Le chiffre de 7,5 milliards d'euros communiqué par Thomas Cazenave et la ministre déléguée aux Collectivités territoriales Dominique Faure est issu d'un rapport commandé fin 2023 au maire de Charleville-Mézières Boris Ravignon (LR).
Ce document publié mercredi précise que le coût du "millefeuille administratif" pèse principalement sur les collectivités (6 milliards d'euros), l'Etat supportant une charge financière quatre fois moindre (1,5 milliard d'euros).
Dans le détail, le coût de l'enchevêtrement des compétences est estimé à 4,8 milliards d'euros pour les communes, 696 millions d'euros pour les intercommunalités, 355 millions d'euros pour les départements et 117 millions pour les régions.
"Cette évaluation reste un ordre de grandeur, et sans doute un minimum, étant entendu que les opérateurs" de l'Etat (France Travail, Agence nationale de l'habitat...) n'ont pas été inclus dans le calcul, souligne l'auteur du rapport.
- Simplifier plutôt que supprimer -
Pour parvenir à ce chiffre, la mission a sondé plus de 200 collectivités et préfectures et identifié trois types de coûts induits par le partage entre administrations de certaines compétences (multiplication des comités, coordination et instruction des demandes de financement).
Les coûts liés à la coordination entre différentes administrations qui exercent conjointement une politique publique représentent à eux seuls 85% des 7,5 milliards d'euros.
Parmi les compétences dont le partage coûte le plus cher, la mission cite l'enseignement (1,2 milliard d'euros), l'urbanisme (819,5 millions) et la voirie (566 millions).
Pour autant, "la France n'a pas une catégorie de collectivités à supprimer, une strate d'élus à liquider pour que tout s'arrange", martèle Boris Ravignon en conclusion de son rapport.
"Le souhait le plus vif de la mission, c'est que la réflexion se poursuive, pour examiner toutes les responsabilités que notre Etat, enfin recentré et stratège, pourrait déléguer en confiance aux collectivités françaises", poursuit-il.
Le maire de Charleville-Mézières plaide également pour un "chantier de simplification des normes". La Direction générale des collectivités locales évalue à quelque 2 milliards d'euros le coût total de l'inflation normative pour les collectivités entre 2017 et 2021.
Parmi les pistes à creuser, M. Ravignon suggère de simplifier la gestion des ressources humaines dans les collectivités ou de revoir les règles et l'organisation de la commande publique pour la rendre "plus efficace et plus efficiente".

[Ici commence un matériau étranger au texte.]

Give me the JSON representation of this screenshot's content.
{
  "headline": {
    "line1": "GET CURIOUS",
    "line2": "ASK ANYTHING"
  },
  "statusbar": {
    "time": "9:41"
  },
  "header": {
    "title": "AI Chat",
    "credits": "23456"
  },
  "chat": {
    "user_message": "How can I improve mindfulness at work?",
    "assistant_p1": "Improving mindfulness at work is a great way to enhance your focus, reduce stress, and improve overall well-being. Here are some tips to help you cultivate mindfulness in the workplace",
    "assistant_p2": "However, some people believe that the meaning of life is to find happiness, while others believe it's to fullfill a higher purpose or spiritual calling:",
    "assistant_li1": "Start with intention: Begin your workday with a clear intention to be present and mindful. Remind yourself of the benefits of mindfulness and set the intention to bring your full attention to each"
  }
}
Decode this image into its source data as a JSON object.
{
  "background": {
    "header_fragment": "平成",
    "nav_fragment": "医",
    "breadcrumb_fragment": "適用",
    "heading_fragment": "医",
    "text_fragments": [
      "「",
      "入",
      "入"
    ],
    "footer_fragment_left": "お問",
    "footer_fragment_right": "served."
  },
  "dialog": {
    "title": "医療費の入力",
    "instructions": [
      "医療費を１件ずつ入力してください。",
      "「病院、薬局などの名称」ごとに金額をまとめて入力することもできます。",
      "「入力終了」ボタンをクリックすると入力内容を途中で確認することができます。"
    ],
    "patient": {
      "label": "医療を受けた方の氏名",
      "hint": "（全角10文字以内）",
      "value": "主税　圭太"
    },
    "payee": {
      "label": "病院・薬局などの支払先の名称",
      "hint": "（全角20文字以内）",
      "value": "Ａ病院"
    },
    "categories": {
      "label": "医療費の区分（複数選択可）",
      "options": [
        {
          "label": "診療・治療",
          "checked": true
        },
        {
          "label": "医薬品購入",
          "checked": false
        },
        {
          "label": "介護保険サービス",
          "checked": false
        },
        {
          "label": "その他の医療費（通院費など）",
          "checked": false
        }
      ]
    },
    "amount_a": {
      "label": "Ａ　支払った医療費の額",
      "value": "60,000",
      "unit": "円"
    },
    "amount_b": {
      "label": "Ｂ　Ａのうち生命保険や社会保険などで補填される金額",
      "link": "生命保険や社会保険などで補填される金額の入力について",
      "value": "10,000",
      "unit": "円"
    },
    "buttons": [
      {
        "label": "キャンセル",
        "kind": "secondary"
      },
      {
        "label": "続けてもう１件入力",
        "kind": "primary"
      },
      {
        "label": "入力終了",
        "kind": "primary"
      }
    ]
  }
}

"Pour la première fois, au-delà des grands discours sur le millefeuille administratif, on a une évaluation concrète, précise, qui va nous permettre d'avancer", se félicite Thomas Cazenave auprès de l'AFP.
Dans un communiqué, Départements de France se félicite que ce rapport "rétablisse la vérité" sur "la dépense des collectivités territoriales et leur responsabilité +dans les désordres financiers+", qui sont jugées "limitées".
"Ce rapport vient utilement compléter les nombreux travaux de la délégation aux collectivités territoriales du Sénat, de l'Assemblée nationale, de la Cour des comptes et de nos associations, sur les coûts de l'absence de réforme de l'Etat pour tirer toutes les conséquences de la décentralisation", a réagi auprès de l'AFP la présidente de Régions de France, Carole Delga.
"Il apparaît que les coûts induits par l'enchevêtrement des responsabilités résultent en grande partie du non-retrait de l'État de domaines censés être décentralisés", a abondé l'association Intercommunalités de France.